L'étape est très courte et comme nous allons mieux désormais, nous retrouvons un rythme de croisière intéressant, d'autant plus que le parcours n'est pas très difficile. En une heure, nous parcourons les quatre premiers kilomètres. J'aperçois un silo que je crois être un observatoire, tellement il domine le paysage et je m'arrête un temps à la Fontaine de Béougos. Comme la veille, le chemin est omniprésent sur le décor : n'importe quel pèlerin saura qu'il emprunte bien la voie de Vézelay et que nombreuses sont les croix et statues qui se trouvent au détour d'un virage, ou un peu en retrait sur l'accotement. Nous grimpons progressivement à Labastide-Chalosse, le chemin se confond toujours avec les petites routes goudronnées de cette campagne vallonnée. Nous en profitons pour pique-niquer là où nous le pouvons, c'est-à-dire juste devant une petite école dont les enfants semblent avoir déserté les lieux, comme si nous étions en plein été. C'est un petit village de cent cinquante habitants, comme nous en avons trouvé beaucoup au début de notre expédition.
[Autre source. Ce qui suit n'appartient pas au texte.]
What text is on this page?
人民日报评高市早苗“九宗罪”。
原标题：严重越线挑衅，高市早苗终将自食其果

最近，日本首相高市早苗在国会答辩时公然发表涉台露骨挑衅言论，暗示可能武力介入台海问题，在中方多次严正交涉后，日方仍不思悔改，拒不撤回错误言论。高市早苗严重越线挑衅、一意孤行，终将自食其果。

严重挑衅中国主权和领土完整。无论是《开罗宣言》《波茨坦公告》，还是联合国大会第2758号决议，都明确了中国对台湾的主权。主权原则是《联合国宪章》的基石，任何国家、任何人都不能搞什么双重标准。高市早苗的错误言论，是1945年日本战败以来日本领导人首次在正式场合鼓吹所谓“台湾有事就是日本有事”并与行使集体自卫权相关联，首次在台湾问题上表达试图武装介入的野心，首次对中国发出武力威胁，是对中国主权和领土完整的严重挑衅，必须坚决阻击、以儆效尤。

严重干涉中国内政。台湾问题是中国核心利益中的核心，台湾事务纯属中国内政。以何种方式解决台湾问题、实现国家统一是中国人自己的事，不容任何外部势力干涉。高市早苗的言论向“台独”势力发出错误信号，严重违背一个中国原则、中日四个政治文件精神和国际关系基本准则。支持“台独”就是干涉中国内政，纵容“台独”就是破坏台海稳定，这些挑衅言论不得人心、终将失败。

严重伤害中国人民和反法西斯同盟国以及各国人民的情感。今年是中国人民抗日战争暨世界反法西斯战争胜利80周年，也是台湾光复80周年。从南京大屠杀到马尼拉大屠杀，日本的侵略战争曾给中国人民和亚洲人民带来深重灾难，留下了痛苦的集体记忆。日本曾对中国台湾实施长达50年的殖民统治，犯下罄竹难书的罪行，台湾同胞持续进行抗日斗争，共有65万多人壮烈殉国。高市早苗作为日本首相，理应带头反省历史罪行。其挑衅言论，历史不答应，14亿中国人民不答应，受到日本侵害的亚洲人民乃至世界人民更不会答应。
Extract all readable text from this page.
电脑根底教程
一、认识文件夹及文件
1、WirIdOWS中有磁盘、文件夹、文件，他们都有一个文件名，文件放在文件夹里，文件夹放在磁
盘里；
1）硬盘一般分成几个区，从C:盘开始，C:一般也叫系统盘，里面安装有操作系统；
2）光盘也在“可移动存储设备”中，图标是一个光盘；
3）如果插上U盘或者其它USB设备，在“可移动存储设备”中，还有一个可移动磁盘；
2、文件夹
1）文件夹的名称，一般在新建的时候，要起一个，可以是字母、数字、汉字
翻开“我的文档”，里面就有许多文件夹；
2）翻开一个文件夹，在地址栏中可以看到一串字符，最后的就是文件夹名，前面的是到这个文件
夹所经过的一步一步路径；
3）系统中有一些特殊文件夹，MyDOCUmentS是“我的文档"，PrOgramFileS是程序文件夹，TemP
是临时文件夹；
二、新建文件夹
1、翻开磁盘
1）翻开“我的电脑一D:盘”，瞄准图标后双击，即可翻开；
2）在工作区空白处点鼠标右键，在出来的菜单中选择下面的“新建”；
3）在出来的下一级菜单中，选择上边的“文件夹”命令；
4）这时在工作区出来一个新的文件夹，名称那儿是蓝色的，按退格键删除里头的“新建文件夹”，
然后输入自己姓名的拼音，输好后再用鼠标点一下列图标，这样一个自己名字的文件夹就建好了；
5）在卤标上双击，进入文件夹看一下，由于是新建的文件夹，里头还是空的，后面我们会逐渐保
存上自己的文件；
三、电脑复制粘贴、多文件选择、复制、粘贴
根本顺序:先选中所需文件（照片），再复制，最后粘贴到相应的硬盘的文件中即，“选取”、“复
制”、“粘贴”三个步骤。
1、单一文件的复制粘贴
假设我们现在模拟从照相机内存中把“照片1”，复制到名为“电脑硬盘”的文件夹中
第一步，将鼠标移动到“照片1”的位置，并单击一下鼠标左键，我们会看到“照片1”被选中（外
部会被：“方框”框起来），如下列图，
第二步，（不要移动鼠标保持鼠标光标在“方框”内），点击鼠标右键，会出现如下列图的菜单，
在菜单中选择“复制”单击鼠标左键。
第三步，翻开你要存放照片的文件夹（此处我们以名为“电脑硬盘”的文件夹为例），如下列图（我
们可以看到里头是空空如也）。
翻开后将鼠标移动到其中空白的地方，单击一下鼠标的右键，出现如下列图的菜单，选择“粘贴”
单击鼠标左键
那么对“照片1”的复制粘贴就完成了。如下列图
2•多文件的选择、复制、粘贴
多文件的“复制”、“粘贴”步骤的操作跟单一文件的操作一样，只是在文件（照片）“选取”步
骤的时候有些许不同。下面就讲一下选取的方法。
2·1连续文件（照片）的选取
Puis, il faut tourner à gauche et emprunter une descente, qui arrive tout juste une cinquantaine de mètres après notre arrêt "déjeuner". C'est la côte de Ninon. J'ai un oeil particulier sur cette descente car le lendemain, une telle côte sera à prendre tout de suite après notre départ du gîte, mais dans le sens de la montée ! Nous observons le dénivelé et nous imaginons l'effort qui sera à fournir dans quelques heures. En bas de la côte, je sens que la chambre d'hôtes n'est plus très loin. Tout comme l'aventure qui touche à sa fin. C'est trop tôt pour moi, j'ai le sentiment d'en vouloir encore après Orthez, que nous savons accessible en quelques dizaines de minutes seulement en temps normal, c'est-à-dire en voiture ! Le temps semble alors distendu, entre celui qui s'écoule lentement en ce début d'après-midi et celui qui défile sur notre parcours en général... Nous sommes désormais à l'arrêt à Lescouplé, nous avons trois heures devant nous puisque notre hôte du soir, Lydia, a prévu une arrivée à 17 h 30 sur AirBnB. Je me demande même si nous ne sommes pas déjà arrivés, mais en réalité, il reste un peu plus d'un kilomètre à parcourir en trois heures.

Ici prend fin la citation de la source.